Though Kit could be a pseudonym or stand for
something else—he didn't think so.

 
   
Settling back on the bed, he flipped to his
notes from the Kingston situation in New York. Somewhere between the Geneva
heist and the day of the curator's shooting in the museum,
The Fortunate Buddha
made its way there.
duMonde's
men stalked one of the art specialists,
Sophie Kingston, in a retrieval attempt.

 
   
The Viscount's violence seemed to be on the
rise. Despite his men's losses and the subsequent rediscovery of the item, he
was in New York.
The Fortunate Buddha
,
remanded to police custody, disappeared from their evidence lockup to parts
unknown.

 
   
In Sophie's file were two other notes, also
secured in evidence bags. Apologies from a thief who stole her laptop, cell
phone and dissertation research—a note also signed with a
K
. So the thief remained on the trail of the Buddha and seemed the
most likely candidate for removing it from police lockup. Despite the lack of
video or physical evidence, Walter's gut said Kit did this.

 
   
The next file wasn't on the Buddha, but the
small wedding ceremony coming up in three weeks. Unlike his cousin Max,
Pietr
planned a small, informal gathering in New York with
Sophie’s family. Four months pregnant, they wanted to make it official before
the baby came. Anya deliberately rescheduled her own wedding to accommodate.

 
   
A smile pulled at Walter's mouth. Anya
remained one of his best assets. Despite her engagement to the son of one of
IAAR's regents, she didn't turn down opportunities to reclaim stolen property
and lured her fiancé along with her.

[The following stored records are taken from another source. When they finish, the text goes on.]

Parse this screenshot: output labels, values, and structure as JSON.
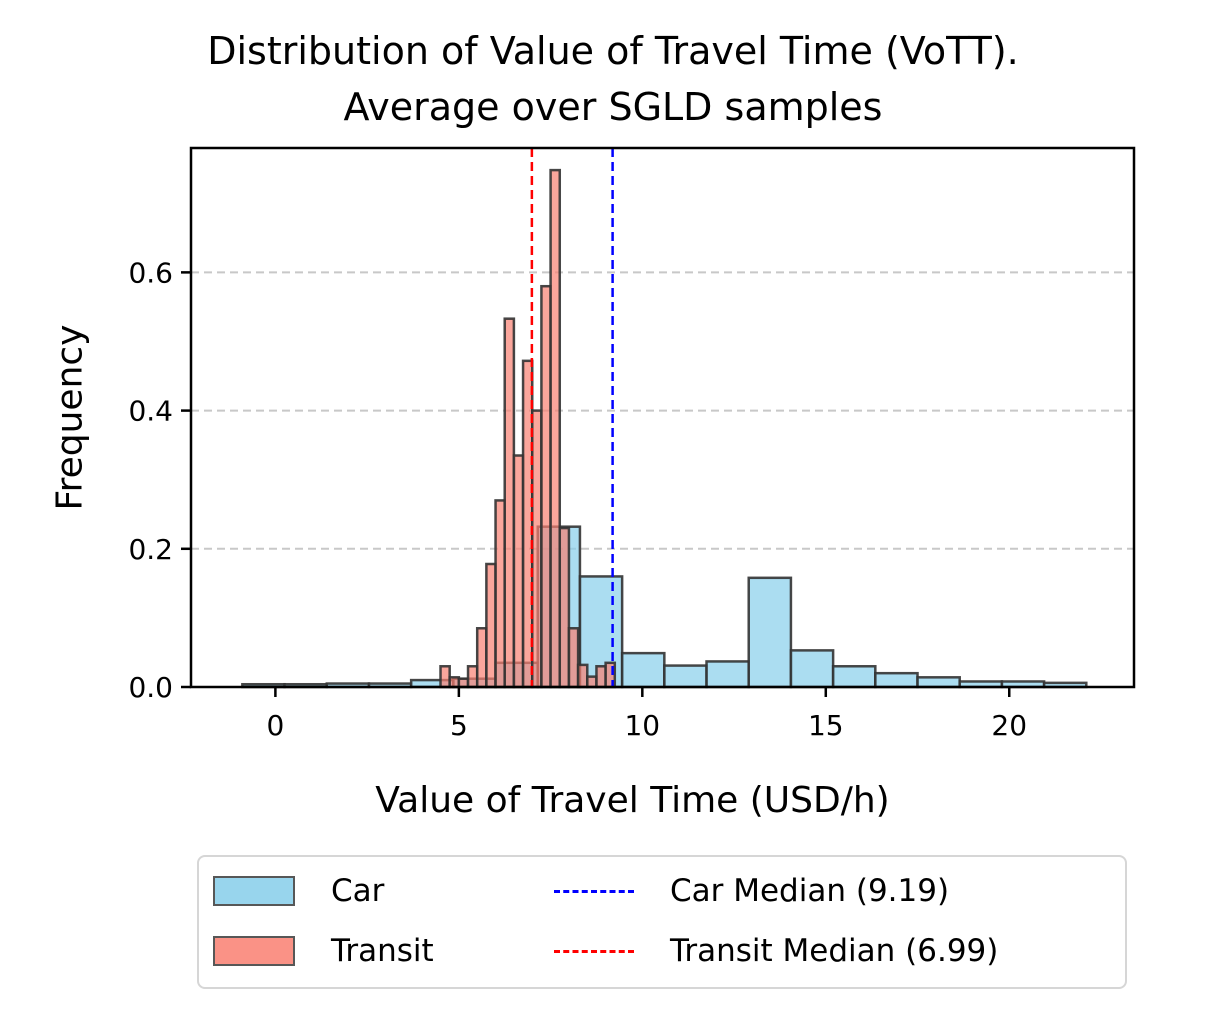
{
  "chart_data": {
    "type": "bar",
    "title_lines": [
      "Distribution of Value of Travel Time (VoTT).",
      "Average over SGLD samples"
    ],
    "xlabel": "Value of Travel Time (USD/h)",
    "ylabel": "Frequency",
    "xlim": [
      -2.3,
      23.4
    ],
    "ylim": [
      0,
      0.78
    ],
    "x_ticks": [
      0,
      5,
      10,
      15,
      20
    ],
    "y_ticks": [
      0.0,
      0.2,
      0.4,
      0.6
    ],
    "y_tick_labels": [
      "0.0",
      "0.2",
      "0.4",
      "0.6"
    ],
    "grid": "y",
    "legend_position": "below",
    "colors": {
      "car_fill": "#87ceeb",
      "transit_fill": "#fa8072",
      "edge": "#333333",
      "car_median": "#0000ff",
      "transit_median": "#ff0000",
      "grid": "#c8c8c8"
    },
    "series": [
      {
        "name": "Car",
        "bin_edges": [
          -0.9,
          0.25,
          1.4,
          2.55,
          3.7,
          4.85,
          6.0,
          7.15,
          8.3,
          9.45,
          10.6,
          11.75,
          12.9,
          14.05,
          15.2,
          16.35,
          17.5,
          18.65,
          19.8,
          20.95,
          22.1
        ],
        "values": [
          0.004,
          0.004,
          0.005,
          0.005,
          0.01,
          0.012,
          0.035,
          0.232,
          0.16,
          0.049,
          0.031,
          0.037,
          0.158,
          0.053,
          0.03,
          0.02,
          0.014,
          0.008,
          0.008,
          0.006
        ]
      },
      {
        "name": "Transit",
        "bin_edges": [
          4.5,
          4.75,
          5.0,
          5.25,
          5.5,
          5.75,
          6.0,
          6.25,
          6.5,
          6.75,
          7.0,
          7.25,
          7.5,
          7.75,
          8.0,
          8.25,
          8.5,
          8.75,
          9.0,
          9.25
        ],
        "values": [
          0.03,
          0.014,
          0.012,
          0.03,
          0.085,
          0.178,
          0.27,
          0.533,
          0.335,
          0.472,
          0.4,
          0.58,
          0.748,
          0.23,
          0.085,
          0.032,
          0.015,
          0.03,
          0.035
        ]
      }
    ],
    "medians": [
      {
        "name": "Car Median (9.19)",
        "value": 9.19
      },
      {
        "name": "Transit Median (6.99)",
        "value": 6.99
      }
    ]
  }
}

The two were hopelessly besotted with each
other and he imagined it wouldn't be long before she left fieldwork behind to
run assets of her own.

 
   
Regret tugged at him. A natural progression
for talent and he had done much the same thing; running assets and agents in
the field rather than go after the items himself.

 
   
Until now.

 
   
Rolling his forefinger down the guest list,
he paused at the one name he'd circled.

 
   
Lady Katherine Hardwicke.

 
   
The daughter of a wealthy land baron in
England, as well as a member of the aristocracy, she traveled in circles similar
to the
Sauvages
. She also turned up in New York
during the museum incident, befriended Sophie, and earned an invitation to the
wedding. But these were not the facts that aroused his curiosity.

 
   
No, the phone conversation he overheard
between Sophie and the Lady Hardwicke just two days before left him intrigued.

 
   
A conversation where Sophie called Lady
Katherine one name: Kit.

 
   
Beneath the invitation list lay the file
he'd had pulled on Lady Katherine. Sipping his coffee, he leaned back against
the pillows and read. He and Lady Katherine were about to be very well
acquainted.

 
   
It was time for Jarod to get back into the
game.

 
   
This one thief would not elude them again.